In Fujitsu JEF (Japanese-processing Extended Feature), 0x29 switches to single-byte mode and 0x28 switches to double-byte mode. Similarly to KEIS, JIS X 0208 codes are represented the same as in EUC-JP. Differing from KEIS, the JIS X 0208 edition used in this JEF zone is the original JIS C 6226:1978. The lead byte range is extended back to 0x41, with 0x80–A0 designated for user definition; lead bytes 0x41–7F are assigned row numbers 101 through 163 for kuten purposes, although row 162 (lead byte 0x7E) is unused. Rows 101 through 148 are used for extended kanji, while rows 149 through 163 are used for extended non-kanji.

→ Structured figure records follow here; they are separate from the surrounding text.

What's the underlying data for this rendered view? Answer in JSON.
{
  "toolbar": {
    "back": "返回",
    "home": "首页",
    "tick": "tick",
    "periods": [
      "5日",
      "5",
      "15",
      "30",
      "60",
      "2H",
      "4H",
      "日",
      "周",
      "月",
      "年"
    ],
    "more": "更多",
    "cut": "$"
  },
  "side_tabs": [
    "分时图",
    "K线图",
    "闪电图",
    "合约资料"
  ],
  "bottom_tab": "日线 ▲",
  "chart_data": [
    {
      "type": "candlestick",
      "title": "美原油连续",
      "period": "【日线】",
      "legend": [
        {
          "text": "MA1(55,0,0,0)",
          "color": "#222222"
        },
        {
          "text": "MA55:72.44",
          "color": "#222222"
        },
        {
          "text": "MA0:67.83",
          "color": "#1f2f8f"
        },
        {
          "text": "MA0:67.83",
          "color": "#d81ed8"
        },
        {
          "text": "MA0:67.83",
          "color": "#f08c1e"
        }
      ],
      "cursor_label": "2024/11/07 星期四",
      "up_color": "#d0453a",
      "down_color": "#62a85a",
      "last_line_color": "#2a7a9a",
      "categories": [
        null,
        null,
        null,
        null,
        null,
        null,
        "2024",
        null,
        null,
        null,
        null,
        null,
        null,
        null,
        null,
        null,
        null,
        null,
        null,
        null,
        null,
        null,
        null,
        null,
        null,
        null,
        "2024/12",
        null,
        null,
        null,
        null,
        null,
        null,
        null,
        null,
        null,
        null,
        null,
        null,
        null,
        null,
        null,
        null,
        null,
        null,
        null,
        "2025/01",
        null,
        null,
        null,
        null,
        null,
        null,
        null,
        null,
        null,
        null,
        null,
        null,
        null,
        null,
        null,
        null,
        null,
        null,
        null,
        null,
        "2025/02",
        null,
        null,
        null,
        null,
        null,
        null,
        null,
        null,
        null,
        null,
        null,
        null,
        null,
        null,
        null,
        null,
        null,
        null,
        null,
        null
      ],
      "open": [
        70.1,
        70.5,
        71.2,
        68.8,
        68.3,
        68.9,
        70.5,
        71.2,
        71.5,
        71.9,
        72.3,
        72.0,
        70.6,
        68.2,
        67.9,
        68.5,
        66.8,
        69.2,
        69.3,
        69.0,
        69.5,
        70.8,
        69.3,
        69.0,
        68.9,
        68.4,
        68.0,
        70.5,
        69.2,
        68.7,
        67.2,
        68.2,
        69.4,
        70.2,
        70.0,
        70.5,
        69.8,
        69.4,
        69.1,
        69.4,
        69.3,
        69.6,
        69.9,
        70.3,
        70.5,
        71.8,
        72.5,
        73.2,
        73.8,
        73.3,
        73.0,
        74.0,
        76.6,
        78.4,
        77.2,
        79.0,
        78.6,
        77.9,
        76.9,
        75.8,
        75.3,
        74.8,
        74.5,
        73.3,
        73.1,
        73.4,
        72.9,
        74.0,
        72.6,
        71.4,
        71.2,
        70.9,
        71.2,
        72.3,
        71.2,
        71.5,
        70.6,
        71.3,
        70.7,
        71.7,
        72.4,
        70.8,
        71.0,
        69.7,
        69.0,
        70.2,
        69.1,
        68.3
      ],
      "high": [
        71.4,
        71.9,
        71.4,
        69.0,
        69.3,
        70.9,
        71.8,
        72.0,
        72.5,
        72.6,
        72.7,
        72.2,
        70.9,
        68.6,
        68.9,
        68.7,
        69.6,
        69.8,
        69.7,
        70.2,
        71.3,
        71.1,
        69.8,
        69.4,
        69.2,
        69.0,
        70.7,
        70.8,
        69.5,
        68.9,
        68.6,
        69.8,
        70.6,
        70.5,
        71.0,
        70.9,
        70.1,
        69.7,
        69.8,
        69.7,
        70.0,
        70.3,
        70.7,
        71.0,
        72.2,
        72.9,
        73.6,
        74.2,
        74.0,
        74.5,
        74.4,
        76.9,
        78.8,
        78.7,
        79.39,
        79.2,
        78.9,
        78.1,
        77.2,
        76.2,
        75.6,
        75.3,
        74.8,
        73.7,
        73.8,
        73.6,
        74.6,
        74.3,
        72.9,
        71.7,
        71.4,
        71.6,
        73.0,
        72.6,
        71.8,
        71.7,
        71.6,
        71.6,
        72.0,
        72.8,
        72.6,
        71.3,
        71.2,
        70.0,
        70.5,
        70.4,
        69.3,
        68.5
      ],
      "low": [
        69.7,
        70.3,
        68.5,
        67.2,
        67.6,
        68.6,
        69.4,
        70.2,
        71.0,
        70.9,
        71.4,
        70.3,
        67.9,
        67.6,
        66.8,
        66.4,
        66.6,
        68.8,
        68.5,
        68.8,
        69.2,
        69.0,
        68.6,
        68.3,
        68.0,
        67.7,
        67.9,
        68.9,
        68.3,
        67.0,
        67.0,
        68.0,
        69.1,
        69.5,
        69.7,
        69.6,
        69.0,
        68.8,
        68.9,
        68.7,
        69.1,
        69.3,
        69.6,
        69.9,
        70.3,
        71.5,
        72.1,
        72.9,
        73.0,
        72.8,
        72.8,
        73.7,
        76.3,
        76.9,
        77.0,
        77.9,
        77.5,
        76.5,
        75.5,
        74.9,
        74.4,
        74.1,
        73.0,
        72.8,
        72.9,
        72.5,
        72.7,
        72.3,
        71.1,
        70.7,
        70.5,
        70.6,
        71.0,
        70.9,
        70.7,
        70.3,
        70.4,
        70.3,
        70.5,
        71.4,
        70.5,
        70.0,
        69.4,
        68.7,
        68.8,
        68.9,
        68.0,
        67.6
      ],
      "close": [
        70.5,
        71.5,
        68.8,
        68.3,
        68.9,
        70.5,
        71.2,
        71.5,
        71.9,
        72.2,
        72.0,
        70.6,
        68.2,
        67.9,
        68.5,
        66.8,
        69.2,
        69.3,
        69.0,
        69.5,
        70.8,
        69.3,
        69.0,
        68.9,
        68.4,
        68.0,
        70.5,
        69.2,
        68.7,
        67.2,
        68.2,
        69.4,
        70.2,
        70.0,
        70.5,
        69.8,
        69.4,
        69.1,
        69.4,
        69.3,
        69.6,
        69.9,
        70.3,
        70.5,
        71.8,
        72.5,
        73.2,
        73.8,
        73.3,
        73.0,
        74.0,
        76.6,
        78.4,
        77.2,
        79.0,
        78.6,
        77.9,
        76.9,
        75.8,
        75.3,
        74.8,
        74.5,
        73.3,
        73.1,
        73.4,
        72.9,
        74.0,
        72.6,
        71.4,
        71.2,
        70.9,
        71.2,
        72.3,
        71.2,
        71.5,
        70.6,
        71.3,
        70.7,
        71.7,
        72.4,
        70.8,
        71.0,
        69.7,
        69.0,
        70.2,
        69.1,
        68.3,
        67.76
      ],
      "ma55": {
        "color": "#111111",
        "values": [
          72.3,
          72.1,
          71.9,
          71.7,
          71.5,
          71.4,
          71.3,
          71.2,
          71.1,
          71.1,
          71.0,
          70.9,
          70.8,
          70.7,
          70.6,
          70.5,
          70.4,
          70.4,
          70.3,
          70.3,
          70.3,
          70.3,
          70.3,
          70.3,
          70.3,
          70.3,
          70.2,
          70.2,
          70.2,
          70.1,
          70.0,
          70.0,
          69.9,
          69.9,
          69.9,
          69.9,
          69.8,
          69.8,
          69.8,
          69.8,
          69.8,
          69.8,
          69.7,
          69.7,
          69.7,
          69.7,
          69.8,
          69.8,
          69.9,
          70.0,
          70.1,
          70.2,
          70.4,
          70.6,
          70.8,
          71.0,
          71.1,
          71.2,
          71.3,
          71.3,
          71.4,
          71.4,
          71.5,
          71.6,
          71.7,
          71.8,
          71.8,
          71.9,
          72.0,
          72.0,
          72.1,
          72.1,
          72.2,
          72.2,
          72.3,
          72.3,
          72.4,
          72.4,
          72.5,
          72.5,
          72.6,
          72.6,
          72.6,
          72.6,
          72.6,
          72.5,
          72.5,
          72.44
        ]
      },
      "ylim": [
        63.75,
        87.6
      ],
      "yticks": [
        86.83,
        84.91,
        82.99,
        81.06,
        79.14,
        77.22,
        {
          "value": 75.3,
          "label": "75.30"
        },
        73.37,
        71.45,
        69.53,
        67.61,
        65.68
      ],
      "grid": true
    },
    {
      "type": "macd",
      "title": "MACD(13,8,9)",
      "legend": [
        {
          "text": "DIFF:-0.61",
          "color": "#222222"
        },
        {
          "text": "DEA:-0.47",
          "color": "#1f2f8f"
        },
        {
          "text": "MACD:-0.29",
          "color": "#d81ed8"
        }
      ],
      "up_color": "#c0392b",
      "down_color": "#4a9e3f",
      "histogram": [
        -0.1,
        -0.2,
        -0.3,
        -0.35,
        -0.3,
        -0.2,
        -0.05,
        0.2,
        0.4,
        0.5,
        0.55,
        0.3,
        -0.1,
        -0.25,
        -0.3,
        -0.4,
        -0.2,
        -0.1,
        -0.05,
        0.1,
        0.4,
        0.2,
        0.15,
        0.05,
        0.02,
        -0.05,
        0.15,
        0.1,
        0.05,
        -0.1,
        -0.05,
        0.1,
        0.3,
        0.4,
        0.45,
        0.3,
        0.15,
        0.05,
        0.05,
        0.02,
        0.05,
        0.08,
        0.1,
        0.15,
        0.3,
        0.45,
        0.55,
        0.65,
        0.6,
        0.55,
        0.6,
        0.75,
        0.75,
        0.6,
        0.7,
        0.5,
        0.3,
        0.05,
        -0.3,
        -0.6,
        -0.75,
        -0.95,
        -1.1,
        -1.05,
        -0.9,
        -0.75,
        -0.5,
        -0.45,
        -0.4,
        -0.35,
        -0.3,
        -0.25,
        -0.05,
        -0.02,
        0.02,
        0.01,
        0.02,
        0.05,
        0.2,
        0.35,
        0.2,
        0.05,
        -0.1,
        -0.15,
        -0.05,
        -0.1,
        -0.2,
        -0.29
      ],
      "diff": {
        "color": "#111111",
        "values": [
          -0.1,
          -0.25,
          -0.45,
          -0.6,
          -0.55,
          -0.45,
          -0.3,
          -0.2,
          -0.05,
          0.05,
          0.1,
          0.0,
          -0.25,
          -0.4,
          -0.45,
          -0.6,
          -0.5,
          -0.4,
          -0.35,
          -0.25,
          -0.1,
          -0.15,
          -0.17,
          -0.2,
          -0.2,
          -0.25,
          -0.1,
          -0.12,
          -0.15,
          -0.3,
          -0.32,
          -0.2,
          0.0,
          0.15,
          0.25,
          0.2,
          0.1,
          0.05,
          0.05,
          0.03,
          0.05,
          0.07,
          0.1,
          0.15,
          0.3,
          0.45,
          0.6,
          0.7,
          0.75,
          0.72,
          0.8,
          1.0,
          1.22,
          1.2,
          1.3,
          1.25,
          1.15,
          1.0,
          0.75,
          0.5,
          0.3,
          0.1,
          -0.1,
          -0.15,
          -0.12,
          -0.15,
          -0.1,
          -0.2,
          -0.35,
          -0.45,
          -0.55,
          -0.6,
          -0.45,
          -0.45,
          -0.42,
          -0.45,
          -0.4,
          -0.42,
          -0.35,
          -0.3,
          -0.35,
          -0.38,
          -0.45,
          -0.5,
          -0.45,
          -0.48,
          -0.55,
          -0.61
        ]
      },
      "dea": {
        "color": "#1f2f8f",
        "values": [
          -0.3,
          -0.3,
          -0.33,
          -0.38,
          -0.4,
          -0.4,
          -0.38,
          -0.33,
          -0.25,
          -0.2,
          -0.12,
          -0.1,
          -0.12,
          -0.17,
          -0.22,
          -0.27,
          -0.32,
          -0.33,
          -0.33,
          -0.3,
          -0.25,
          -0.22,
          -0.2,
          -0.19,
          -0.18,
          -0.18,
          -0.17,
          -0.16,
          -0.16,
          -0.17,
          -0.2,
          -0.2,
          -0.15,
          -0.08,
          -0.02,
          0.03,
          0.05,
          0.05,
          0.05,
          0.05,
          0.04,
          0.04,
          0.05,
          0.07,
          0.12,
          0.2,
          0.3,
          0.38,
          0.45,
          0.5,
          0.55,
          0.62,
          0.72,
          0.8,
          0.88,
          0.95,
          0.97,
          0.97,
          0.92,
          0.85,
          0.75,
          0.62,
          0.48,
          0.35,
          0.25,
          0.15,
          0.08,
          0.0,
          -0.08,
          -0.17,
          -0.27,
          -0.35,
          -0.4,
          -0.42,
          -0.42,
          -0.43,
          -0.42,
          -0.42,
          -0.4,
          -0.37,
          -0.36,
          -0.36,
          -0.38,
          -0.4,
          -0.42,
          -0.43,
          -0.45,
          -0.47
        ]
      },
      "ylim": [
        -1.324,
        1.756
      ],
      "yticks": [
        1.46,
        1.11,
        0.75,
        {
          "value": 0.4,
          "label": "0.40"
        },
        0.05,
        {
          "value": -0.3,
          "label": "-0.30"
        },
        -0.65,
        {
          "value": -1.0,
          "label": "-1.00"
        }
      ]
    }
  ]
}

== Influence on non-EBCDIC encodings ==

The existence of IBM's Japanese DBCS-Host code had impact beyond EBCDIC systems, since IBM also defined extensions of both Shift JIS (Note: "DBCS-PC", defined in the pure double-byte Code page 301 and used in the variable width Code page 932 and Code page 942) and EUC-JP which include the entire repertoire of IBM code page 300, including 28 non-Kanji and 360 Kanji additional to those originally included in JIS X 0208. (Note: Although the non-Kanji because sign ∵ and not sign ￢ were later added to JIS X 0208 itself in 1983) These are referred to as "IBM-selected" characters and are included as extensions in, for example, Windows code page 932.

==In the GNU C Library==
In 2026, a CVE entry (CVE-2026-4046) was reported for a bug in the GNU C Library (glibc) versions 2.43 and below, causing a process crash (with the associated denial of service risks) when converting certain inputs from code pages 1390 and 1399 to Unicode using glibc's built-in iconv routines. Removing support for those character encodings from affected systems, if they are not needed by those systems, was suggested as a mitigation.